Suppose now that we have ten facts which each have a 90% chance of being true. Assuming arguendo that each fact’s probability is independent; the odds that all ten of the facts are true are less than 35%. Thus, there is almost a two out of three chance that at least one of the facts is false. Therefore, when we ask what theory best accounts for the available evidence, a theory that depends on all ten facts being true may well not be the best one. A theory that is robust enough to withstand one or two of them being false may be much better.

I am not entirely certain what Dagoods thinking in the discussion with Jones was, but my intent was not to concede that any particular fact was more likely than not true without obtaining a corresponding concession from him that for each fact, there was some non-trivial possibility of falsity. That was why it was important to explore the evidence and alternatives at each one of Jones’ steps. I don’t think there is anything extreme about that and I would have had no trouble moving forward with the discussion if Jones had been willing to make that concession.

Anette Acker said...

Vinny,

Your response was to direct me to a long comment thread over at Victor Reppert’s blog that was pretty much completely irrelevant to the question I had asked. That was sufficient to show me that trying to discuss Bayes’ Theorem with you would only have been a further waste of time. However, in order to be polite, I simply let the matter drop rather than seeking to demonstrate the limits of your knowledge as Larry later did.

I do want to admit that sending you to Victor Reppert's blog was a mistake because I had completely forgotten that they were just critiquing a general tutorial on Bayes' Theorem by Richard Carrier, attempting to demonstrate flaws in his understanding of it.

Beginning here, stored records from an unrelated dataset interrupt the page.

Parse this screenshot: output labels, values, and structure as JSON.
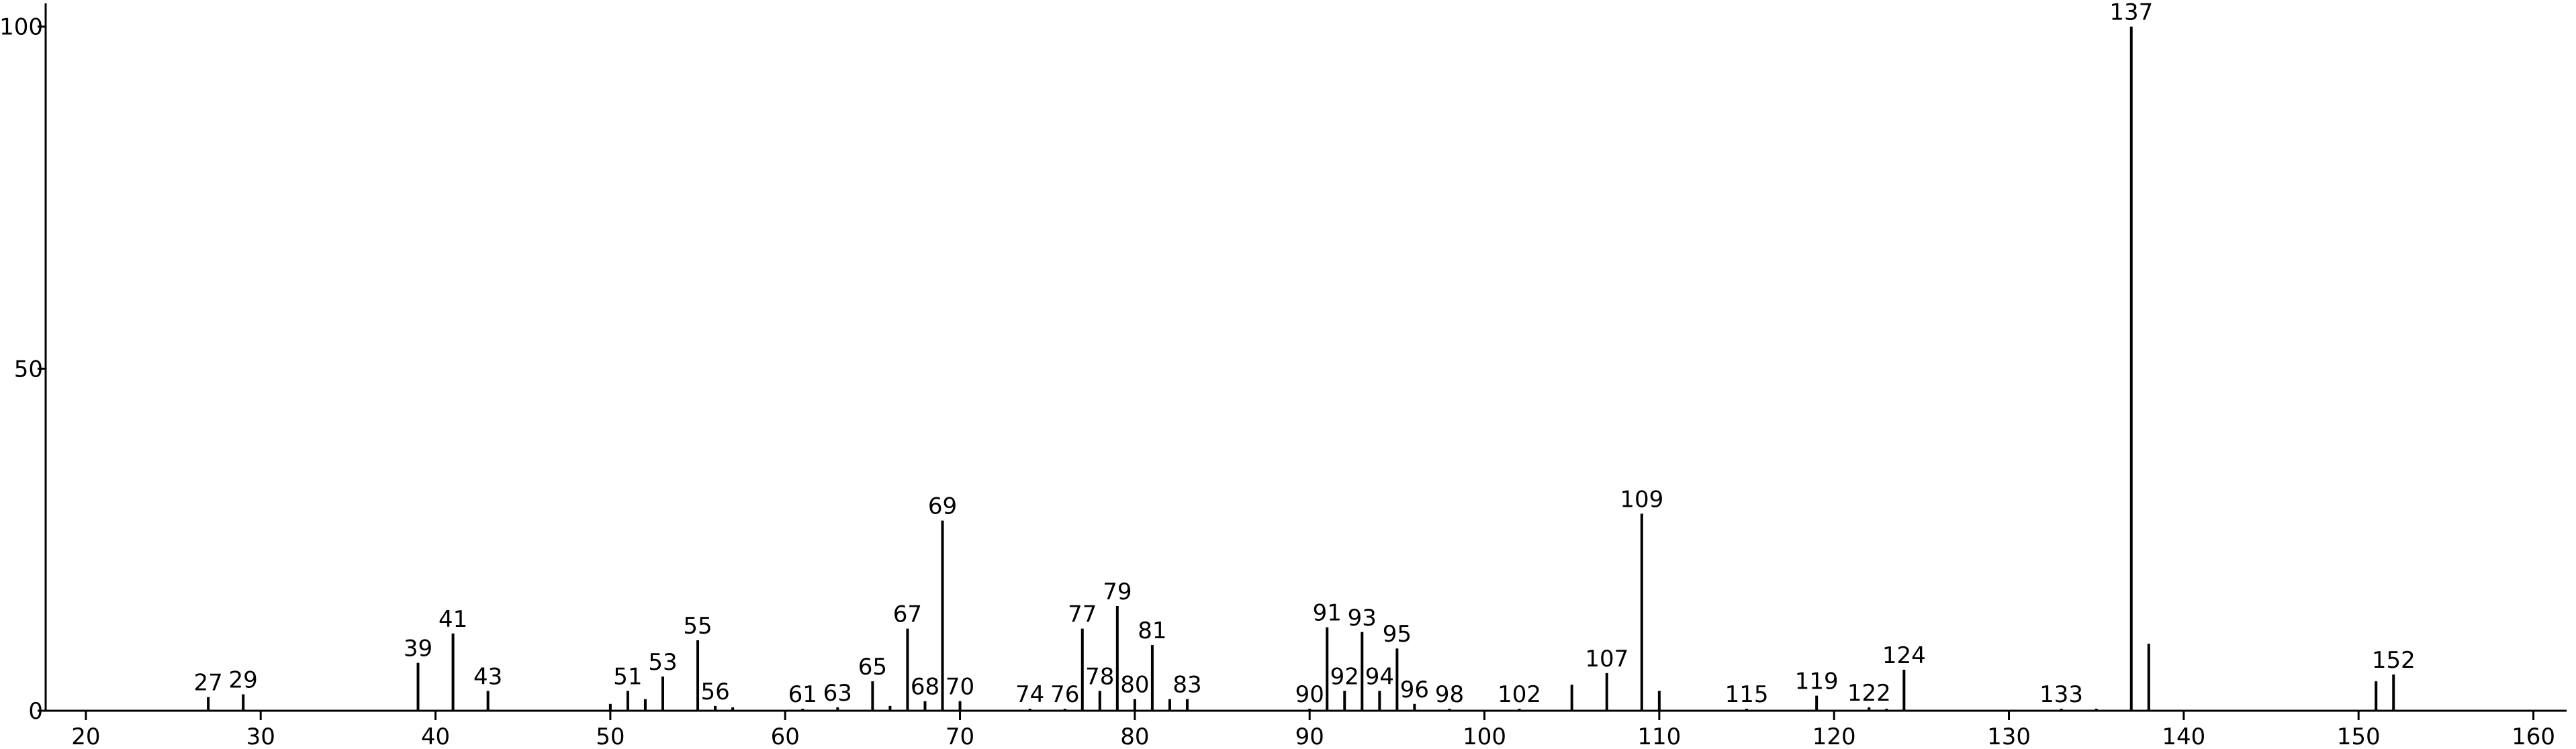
{
  "chart_data": {
    "type": "stem",
    "x": [
      27,
      29,
      39,
      41,
      43,
      50,
      51,
      52,
      53,
      55,
      56,
      57,
      61,
      63,
      65,
      66,
      67,
      68,
      69,
      70,
      74,
      76,
      77,
      78,
      79,
      80,
      81,
      82,
      83,
      90,
      91,
      92,
      93,
      94,
      95,
      96,
      98,
      102,
      105,
      107,
      109,
      110,
      115,
      119,
      122,
      123,
      124,
      133,
      135,
      137,
      138,
      151,
      152
    ],
    "values": [
      2,
      2.4,
      7,
      11.3,
      2.9,
      1,
      2.9,
      1.7,
      5,
      10.3,
      0.7,
      0.5,
      0.3,
      0.5,
      4.3,
      0.7,
      12,
      1.4,
      27.8,
      1.4,
      0.3,
      0.3,
      12,
      2.9,
      15.3,
      1.7,
      9.6,
      1.7,
      1.7,
      0.3,
      12.2,
      2.9,
      11.5,
      2.9,
      9.1,
      1,
      0.3,
      0.3,
      3.8,
      5.5,
      28.8,
      2.9,
      0.3,
      2.2,
      0.5,
      0.3,
      6,
      0.3,
      0.3,
      100,
      9.8,
      4.3,
      5.3
    ],
    "labeled": [
      true,
      true,
      true,
      true,
      true,
      false,
      true,
      false,
      true,
      true,
      true,
      false,
      true,
      true,
      true,
      false,
      true,
      true,
      true,
      true,
      true,
      true,
      true,
      true,
      true,
      true,
      true,
      false,
      true,
      true,
      true,
      true,
      true,
      true,
      true,
      true,
      true,
      true,
      false,
      true,
      true,
      false,
      true,
      true,
      true,
      false,
      true,
      true,
      false,
      true,
      false,
      false,
      true
    ],
    "color": "#000000",
    "xlim": [
      17.7,
      161.9
    ],
    "xticks": [
      20,
      30,
      40,
      50,
      60,
      70,
      80,
      90,
      100,
      110,
      120,
      130,
      140,
      150,
      160
    ],
    "ylim": [
      0,
      103.4
    ],
    "yticks": [
      0,
      50,
      100
    ]
  }
}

It had nothing to do with the McGrews' article. I had focused mostly on the discussion on Lydia's blog, where she explains their treatment of the prior probability (which was what Carrier had criticized), and where Carrier apologized.

That's the only time I have attempted to bluff my way out something in any of our discussions, and I should have admitted my mistake. As you can see from that discussion, I'm terrible at bluffing. Saying that Carrier could have written a critique of the article was a brain-cramp explanation for why I sent you to Reppert's blog.

However, I did not bluff at all in my discussion with Larry. I replied to all of his questions, like how Earman and the McGrews treated the prior probability and how the McGrews treated the question of independence between the disciples. I also replied to his point that if I couldn't summarize the argument for him I didn't understand it. And then Larry left the discussion. If there are problems with those explanations, nobody has pointed them out, so it's still hard for me to see how Larry took apart my arguments.

Having said that, I am far from knowledgeable about Bayes' Theorem, and I cannot answer the question of whether the McGrews set their Bayes factors too high. I've been meaning to talk about that to a friend who has published a scholarly article where he applies Bayes' Theorem to an unrelated question of historical NT studies.

But since you have a background in statistics, it seems you would be better qualified than me to research the question of whether Bayes' Theorem is an intellectual tool to evaluate supernatural claims, as claimed by Earman and the McGrews.